Supposons qu’aucun Palestinien et aucun Israélien ne veuille de cet accord parce qu’il est inacceptable des deux cotés, et que même si cet accord est le seul envisagé, l’expansion rampante du territoire israélien et l’expansion démographique des Arabes israéliens continuera à saper ses fondations. Quoi qu’il en soit des sombres avertissements relatifs à la fermeture prochaine (si ce n’est déjà fait) de la fenêtre permettant la mise en œuvre de la solution à deux Etats, cette solution elle-même constitue un problème.
En 2008, un étudiant en philosophie de 3° cycle de l’université de Princeton, Russell Nieli, a donné une conférence au Princeton Center for Jewish Life. Elle a connu un tel succès qu’il en a fait un article pour le magazine américain Tikkun fondé par le rabbin Michael Lerner. Intitulé“Toward a Permanent Palestinian/Israeli Peace – the Case for Two-State Condominialism,” [Vers une paix permanente entre Palestiniens et Israéliens : la solution du condominialisme à deux Etats], son but explicite est d’encourager “une pensée créatrice au sein de la jeune génération de juifs et d’Arabes, libre de la vision limitée du passé et des politiques qui ont échoué”.
Le “condominialisme à deux Etats” est aussi visionnaire que son nom est lourd. L’idée centrale est qu’Israéliens et Palestiniens seraient citoyens de deux Etats différents et par conséquent s’identifieraient à deux entités politiques différentes. La Palestine serait l’Etat du peuple palestinien et Israël un Etat juif. Néanmoins, dans ce cadre les Palestiniens et les juifs “auraient le droit de s’établir en tout lieu à l’intérieur de l’ensemble constitué par les deux Etats qui formeraient une communauté binationale unique”.
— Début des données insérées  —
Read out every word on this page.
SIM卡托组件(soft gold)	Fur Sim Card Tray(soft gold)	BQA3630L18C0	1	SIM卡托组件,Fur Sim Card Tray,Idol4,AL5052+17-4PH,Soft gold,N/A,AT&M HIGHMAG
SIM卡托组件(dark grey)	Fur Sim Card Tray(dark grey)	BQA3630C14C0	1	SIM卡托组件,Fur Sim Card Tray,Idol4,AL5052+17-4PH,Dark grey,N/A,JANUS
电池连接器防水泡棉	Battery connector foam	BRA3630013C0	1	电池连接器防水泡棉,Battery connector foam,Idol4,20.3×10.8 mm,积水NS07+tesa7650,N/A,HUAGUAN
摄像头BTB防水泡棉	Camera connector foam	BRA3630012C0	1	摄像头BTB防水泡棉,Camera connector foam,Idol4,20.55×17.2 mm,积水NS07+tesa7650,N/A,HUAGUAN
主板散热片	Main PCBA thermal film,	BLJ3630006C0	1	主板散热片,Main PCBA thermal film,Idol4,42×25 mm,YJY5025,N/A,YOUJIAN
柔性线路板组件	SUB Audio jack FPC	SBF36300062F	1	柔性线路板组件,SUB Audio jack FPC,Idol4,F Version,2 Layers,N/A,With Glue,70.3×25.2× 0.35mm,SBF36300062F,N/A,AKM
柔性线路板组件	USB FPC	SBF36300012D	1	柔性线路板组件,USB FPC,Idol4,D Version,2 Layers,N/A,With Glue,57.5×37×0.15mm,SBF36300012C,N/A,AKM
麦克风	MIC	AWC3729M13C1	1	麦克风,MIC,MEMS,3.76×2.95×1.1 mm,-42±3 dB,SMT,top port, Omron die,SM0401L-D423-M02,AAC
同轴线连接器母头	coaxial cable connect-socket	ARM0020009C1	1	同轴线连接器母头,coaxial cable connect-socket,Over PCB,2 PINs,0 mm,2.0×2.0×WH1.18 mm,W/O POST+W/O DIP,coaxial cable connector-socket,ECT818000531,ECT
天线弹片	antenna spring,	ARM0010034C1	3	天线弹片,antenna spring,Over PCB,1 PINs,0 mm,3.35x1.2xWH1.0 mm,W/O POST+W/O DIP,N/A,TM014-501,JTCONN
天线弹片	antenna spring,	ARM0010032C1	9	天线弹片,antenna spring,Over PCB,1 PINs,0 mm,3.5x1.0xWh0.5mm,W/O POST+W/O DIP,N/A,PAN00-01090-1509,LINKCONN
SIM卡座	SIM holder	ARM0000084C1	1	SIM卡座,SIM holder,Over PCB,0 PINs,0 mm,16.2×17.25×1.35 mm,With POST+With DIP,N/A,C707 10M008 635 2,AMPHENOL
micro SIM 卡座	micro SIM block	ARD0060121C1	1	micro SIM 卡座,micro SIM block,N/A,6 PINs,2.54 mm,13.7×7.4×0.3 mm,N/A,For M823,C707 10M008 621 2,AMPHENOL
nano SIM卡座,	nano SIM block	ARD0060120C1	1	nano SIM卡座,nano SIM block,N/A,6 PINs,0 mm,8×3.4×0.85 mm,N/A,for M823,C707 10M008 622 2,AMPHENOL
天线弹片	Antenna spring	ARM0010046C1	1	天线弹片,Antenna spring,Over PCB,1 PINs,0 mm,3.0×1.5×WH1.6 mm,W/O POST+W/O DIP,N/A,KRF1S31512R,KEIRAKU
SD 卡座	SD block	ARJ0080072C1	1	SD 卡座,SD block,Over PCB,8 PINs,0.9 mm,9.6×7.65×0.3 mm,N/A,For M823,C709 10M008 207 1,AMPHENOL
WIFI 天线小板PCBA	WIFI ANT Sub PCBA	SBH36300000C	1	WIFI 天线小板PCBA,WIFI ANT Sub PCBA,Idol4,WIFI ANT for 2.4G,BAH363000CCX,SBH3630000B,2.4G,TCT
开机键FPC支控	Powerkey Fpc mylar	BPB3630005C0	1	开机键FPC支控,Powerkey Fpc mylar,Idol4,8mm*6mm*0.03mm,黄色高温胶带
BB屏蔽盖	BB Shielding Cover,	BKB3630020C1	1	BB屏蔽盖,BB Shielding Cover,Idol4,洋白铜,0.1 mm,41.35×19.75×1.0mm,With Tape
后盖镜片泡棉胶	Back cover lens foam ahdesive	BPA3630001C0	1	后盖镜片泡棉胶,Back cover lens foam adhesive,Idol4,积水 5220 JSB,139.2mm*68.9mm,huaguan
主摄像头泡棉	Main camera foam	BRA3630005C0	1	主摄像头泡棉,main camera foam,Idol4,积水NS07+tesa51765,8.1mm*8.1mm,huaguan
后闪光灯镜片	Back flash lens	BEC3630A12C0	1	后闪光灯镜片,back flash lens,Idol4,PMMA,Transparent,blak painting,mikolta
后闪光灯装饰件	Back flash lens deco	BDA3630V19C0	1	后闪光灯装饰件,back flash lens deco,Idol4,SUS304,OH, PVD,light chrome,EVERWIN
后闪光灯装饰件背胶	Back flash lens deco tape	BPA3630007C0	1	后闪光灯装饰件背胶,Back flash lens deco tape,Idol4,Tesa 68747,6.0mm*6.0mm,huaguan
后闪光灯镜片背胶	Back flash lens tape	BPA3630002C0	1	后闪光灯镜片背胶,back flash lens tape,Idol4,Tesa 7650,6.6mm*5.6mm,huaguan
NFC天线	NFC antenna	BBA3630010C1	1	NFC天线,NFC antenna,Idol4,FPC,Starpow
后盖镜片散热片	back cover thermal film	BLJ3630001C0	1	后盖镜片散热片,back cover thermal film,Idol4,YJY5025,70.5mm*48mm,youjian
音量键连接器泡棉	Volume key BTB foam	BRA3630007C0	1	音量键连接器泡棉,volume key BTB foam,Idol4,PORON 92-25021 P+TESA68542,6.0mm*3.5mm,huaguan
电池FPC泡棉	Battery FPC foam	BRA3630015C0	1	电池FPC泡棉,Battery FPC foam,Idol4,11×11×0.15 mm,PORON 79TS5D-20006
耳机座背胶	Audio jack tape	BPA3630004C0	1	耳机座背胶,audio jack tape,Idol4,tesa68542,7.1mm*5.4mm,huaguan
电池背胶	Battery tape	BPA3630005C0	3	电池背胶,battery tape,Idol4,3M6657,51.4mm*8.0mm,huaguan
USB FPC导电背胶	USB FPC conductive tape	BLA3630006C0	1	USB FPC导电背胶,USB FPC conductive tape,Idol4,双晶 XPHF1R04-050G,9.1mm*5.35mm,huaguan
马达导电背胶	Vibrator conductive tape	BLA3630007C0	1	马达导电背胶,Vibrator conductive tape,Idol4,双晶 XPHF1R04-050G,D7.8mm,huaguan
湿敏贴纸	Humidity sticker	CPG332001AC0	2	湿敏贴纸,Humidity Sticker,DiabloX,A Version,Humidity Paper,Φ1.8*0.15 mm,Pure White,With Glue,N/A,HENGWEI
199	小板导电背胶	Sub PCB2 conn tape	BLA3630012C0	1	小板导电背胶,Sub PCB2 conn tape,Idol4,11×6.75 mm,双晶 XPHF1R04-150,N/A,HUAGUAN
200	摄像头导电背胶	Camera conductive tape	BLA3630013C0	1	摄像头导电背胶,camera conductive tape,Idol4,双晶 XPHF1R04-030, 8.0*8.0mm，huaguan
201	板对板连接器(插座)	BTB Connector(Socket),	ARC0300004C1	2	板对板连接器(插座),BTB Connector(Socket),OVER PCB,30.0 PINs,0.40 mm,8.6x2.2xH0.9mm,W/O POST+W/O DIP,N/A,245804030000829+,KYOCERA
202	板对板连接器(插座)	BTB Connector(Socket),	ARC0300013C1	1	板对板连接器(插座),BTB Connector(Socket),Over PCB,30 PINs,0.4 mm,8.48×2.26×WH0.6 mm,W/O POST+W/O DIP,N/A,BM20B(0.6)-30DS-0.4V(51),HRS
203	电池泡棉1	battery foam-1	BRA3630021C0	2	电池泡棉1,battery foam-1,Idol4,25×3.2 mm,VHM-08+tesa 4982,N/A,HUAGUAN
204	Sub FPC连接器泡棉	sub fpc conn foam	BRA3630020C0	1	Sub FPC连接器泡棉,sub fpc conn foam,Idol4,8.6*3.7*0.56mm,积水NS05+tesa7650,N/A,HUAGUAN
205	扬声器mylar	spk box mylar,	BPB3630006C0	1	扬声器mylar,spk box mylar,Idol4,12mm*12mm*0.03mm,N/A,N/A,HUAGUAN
Examinons cette proposition. Ainsi que le formule Nieli, les Palestiniens “auraient le droit de s’établir n’importe où en Israël et de même les juifs auraient celui de s’établir n’importe où dans l’Etat palestinien. Quel que soit l’Etat dont ils sont originaires, tous les Palestiniens seraient citoyens de l’Etat palestinien et tous les juifs seraient citoyens de l’Etat d’Israël”. Chaque Etat aurait à la fois les moyens et l’obligation de répondre aux besoins économiques, culturels, religieux et matériels de ses citoyens installés sur le territoire de l’autre Etat. Chaque Etat aurait donc des responsabilités et des droits extraterritoriaux, à l’image des USA qui subviennent aux besoins de nombreux expatriés américains (par exemple les familles des soldats américains basés à l’étranger).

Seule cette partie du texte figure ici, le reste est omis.